Thymio suite is powered by Aseba, which was the origin of Thymio's software.

Thymio and Mobsya fork

Thymio is an educational robot which goal is to let children discover programming. Mobsya is a non-profit association which goal is to create products and service to help children to discover digital technology and sciences. It is at the heart of Thymio's development and takes care of its production and distribution.

Up to April 2018, Mobsya was working as part of the Aseba community in the Aseba repository to develop Thymio software tools in an integrated manner. After this date, Mobsya decided to fork the Aseba repository and to keep developping Thymio software tools in its own repository.

Access the complete public message from Mobsya

Supported platforms

Thymio suite can be compiled and run on Linux, MacOS, Windows.

Building from source

Please refer to the compilation instructions

Hack and contribute

If you found a bug with Aseba or Thymio suite, please look at the existing issues to see if your problem has already been reported. If not, please open a new issue.

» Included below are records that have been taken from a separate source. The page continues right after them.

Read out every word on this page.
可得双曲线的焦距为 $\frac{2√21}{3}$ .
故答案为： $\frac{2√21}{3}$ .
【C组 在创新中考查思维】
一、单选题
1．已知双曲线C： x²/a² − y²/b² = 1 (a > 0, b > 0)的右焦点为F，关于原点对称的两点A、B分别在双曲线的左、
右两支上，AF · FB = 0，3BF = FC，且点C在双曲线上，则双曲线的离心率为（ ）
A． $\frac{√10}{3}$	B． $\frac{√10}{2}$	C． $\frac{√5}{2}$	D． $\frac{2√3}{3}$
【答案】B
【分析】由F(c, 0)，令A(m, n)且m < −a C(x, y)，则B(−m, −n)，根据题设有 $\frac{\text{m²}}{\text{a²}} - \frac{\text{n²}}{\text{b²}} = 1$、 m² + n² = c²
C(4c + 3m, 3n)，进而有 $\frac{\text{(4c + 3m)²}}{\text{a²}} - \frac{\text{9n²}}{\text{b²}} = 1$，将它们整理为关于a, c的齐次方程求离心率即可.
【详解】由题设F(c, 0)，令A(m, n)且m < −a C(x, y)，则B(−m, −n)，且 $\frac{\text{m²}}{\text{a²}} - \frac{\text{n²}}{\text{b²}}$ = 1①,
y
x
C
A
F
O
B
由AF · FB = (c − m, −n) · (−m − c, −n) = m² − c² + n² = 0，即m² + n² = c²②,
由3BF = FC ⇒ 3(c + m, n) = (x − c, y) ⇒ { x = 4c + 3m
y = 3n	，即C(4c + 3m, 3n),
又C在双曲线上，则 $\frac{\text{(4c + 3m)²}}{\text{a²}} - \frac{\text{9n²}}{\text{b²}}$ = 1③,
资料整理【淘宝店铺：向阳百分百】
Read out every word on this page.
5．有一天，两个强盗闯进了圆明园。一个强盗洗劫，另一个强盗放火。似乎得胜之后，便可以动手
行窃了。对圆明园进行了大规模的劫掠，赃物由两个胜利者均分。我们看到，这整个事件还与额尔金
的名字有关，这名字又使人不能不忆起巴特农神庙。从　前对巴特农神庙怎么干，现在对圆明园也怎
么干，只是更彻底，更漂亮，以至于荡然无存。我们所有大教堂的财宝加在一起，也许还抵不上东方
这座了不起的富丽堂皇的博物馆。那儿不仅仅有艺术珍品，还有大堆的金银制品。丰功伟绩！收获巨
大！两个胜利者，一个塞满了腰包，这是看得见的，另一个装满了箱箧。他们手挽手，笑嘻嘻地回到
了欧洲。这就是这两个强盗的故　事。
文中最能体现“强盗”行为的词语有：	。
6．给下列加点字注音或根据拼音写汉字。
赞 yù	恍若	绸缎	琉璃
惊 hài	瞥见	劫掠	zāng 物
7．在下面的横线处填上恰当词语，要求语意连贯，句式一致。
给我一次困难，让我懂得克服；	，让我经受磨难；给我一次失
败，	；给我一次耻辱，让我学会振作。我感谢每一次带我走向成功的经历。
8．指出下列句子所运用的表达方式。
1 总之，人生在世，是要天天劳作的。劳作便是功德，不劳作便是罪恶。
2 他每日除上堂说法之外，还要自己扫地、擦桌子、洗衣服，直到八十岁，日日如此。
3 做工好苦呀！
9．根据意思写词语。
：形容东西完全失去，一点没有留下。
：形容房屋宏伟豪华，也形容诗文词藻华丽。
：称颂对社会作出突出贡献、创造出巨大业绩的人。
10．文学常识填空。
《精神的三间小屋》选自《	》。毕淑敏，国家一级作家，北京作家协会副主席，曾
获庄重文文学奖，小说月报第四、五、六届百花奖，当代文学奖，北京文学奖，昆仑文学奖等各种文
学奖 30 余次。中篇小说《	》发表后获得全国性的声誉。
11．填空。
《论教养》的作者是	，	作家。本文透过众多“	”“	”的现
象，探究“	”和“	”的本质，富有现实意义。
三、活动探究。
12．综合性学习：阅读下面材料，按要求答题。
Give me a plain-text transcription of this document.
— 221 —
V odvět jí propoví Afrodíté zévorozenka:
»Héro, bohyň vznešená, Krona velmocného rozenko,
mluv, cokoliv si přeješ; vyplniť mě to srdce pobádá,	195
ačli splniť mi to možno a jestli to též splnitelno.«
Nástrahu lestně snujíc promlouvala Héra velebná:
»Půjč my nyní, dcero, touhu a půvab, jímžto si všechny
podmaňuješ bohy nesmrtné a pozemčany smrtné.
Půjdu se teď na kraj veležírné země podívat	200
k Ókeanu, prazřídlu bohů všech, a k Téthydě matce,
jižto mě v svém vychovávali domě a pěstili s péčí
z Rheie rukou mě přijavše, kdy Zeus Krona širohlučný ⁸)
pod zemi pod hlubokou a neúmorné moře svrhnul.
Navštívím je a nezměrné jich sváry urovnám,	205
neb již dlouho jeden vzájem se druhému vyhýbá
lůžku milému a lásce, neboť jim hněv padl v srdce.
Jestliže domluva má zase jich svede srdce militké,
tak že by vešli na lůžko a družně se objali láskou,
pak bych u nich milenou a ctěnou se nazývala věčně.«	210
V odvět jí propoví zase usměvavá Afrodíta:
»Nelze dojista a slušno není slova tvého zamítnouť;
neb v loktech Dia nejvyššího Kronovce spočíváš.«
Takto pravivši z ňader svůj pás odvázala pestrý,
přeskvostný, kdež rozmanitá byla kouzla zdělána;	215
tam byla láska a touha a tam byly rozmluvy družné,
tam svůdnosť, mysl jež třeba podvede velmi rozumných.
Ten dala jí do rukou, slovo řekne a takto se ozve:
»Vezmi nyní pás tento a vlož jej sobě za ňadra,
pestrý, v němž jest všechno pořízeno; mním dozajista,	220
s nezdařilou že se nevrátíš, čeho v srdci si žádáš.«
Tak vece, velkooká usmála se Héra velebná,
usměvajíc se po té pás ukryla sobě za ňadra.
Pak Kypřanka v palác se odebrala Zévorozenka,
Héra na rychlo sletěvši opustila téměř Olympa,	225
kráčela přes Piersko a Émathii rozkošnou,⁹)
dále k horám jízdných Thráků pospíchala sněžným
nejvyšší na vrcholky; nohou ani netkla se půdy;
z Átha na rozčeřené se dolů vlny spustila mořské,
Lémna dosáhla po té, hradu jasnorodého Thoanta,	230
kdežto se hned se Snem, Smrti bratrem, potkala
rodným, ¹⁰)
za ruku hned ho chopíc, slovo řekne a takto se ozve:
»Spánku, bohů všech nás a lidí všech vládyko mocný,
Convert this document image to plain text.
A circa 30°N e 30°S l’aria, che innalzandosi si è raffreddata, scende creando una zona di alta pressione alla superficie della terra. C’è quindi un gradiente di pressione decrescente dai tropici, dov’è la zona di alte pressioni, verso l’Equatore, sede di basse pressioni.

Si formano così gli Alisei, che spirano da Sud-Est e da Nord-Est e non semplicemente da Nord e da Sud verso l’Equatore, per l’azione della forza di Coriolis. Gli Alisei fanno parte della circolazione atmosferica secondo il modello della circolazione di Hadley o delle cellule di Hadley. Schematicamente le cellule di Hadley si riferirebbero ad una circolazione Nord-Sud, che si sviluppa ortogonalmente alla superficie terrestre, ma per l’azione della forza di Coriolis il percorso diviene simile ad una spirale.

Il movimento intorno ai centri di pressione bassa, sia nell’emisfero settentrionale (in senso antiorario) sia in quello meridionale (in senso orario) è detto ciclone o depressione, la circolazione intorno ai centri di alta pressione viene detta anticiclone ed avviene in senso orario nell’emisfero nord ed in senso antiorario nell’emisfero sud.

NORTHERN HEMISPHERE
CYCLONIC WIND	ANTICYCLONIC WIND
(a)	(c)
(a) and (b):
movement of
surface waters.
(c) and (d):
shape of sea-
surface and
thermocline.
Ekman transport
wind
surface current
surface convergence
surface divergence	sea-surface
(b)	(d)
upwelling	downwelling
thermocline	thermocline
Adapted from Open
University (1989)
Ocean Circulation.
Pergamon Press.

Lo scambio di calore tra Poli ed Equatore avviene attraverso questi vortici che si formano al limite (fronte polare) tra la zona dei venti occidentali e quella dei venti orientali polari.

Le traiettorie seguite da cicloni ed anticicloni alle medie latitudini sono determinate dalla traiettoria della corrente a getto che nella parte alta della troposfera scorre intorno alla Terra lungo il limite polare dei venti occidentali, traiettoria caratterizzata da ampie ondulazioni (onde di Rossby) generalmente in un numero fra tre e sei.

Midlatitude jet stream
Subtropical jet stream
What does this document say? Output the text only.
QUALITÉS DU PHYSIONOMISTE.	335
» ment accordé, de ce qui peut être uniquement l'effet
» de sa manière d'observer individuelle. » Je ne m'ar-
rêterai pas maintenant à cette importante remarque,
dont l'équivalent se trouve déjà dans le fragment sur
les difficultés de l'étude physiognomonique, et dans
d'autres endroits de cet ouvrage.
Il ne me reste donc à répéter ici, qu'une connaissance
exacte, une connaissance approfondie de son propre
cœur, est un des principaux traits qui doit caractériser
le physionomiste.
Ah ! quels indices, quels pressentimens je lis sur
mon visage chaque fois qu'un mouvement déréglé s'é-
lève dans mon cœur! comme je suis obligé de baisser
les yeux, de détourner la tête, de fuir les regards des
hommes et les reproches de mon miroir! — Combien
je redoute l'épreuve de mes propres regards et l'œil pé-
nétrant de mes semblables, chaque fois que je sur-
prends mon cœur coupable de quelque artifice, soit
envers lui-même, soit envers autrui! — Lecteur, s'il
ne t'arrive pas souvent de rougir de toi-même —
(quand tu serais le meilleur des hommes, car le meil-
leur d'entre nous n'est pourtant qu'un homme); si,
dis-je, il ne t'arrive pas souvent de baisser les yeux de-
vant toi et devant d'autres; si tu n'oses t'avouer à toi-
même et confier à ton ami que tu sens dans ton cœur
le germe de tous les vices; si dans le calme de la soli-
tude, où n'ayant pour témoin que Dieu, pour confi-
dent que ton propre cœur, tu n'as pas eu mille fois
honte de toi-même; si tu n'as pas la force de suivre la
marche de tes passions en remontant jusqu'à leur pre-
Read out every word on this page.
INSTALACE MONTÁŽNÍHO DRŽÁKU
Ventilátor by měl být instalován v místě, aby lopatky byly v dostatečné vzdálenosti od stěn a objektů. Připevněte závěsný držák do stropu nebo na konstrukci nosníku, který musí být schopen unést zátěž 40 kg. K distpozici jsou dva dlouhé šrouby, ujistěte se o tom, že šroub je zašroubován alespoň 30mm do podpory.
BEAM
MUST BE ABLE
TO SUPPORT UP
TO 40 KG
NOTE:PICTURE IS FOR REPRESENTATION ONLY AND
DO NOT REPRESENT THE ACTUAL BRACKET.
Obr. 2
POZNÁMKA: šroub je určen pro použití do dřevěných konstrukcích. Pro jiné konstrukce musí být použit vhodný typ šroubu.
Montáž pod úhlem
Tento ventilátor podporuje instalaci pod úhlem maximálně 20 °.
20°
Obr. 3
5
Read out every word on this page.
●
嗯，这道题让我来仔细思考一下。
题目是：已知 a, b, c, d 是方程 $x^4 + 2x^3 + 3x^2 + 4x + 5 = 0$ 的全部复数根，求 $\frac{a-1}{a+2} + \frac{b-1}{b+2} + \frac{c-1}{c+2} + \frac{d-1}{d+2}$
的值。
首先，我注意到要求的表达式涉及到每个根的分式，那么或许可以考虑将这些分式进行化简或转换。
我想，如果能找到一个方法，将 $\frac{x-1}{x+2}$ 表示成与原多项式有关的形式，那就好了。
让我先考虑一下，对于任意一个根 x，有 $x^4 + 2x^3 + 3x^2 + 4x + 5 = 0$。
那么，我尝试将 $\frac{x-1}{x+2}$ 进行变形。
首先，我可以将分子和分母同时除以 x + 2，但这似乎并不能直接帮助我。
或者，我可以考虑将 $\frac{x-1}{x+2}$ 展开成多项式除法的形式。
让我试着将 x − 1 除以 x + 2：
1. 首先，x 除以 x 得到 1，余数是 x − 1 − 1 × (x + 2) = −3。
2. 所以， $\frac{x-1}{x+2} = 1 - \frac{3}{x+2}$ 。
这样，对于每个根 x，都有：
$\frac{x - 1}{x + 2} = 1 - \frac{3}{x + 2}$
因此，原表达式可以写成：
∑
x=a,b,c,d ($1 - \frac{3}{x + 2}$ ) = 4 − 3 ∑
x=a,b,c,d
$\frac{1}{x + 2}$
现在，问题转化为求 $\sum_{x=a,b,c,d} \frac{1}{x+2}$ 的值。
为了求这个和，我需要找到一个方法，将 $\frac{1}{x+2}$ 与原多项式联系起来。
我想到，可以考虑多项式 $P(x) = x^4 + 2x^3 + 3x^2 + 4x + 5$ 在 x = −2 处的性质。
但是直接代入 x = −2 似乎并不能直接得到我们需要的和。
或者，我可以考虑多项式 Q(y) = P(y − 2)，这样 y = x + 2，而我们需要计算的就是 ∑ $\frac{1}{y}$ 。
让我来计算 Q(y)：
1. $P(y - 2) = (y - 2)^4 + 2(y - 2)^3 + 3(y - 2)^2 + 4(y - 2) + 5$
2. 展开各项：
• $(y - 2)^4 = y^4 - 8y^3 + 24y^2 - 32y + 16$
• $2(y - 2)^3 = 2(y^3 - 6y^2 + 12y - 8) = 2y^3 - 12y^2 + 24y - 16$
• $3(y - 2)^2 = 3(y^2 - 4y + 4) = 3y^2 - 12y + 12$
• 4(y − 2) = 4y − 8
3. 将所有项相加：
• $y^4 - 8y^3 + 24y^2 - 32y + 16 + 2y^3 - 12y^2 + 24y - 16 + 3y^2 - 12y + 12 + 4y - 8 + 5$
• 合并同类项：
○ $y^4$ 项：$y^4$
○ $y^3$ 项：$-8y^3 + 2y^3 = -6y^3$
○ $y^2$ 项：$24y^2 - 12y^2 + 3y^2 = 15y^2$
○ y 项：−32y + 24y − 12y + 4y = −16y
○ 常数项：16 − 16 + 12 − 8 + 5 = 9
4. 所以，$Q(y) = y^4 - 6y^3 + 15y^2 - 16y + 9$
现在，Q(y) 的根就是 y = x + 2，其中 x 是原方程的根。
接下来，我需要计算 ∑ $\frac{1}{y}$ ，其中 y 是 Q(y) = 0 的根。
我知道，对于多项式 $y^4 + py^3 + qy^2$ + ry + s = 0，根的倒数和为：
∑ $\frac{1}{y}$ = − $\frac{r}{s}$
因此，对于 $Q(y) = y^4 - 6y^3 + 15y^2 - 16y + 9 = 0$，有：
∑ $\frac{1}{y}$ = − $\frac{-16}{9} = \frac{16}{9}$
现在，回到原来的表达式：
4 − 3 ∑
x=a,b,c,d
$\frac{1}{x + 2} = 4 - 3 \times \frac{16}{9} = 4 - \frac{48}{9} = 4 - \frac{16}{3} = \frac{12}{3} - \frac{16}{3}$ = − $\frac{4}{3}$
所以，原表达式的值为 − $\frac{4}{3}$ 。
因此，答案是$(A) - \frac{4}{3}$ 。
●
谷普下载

If you want to help us translating, please read the localization guide.

If you are interested in contributing to programming the Thymio softwares, please read the contributor guide.

Aseba

Aseba is a set of tools which allow novices to program robots easily and efficiently. For these reasons, Aseba is well-suited for robotic education and research. Aseba is an open-source software created by Dr. Stéphane Magnenat with contributions from the community. Copyright (C) 2007–2018 the authors, see authors.txt for details. Released under LGPL3, see license.txt for details.

You can access the original repository of Aseba by clicking here.

Use Aseba

Informations on how to use Aseba is available on read the docs .

If you use Aseba in an academic project leading to a publication, please cite:

ASEBA: A Modular Architecture for Event-Based Control of Complex Robots Stéphane Magnenat, Philippe Rétornaz, Michael Bonani, Valentin Longchamp, and Francesco Mondada. In IEEE/ASME Transactions on Mechatronics, 16(2), pages 321–329, April, 2011, DOI: 10.1109/TMECH.2010.2042722.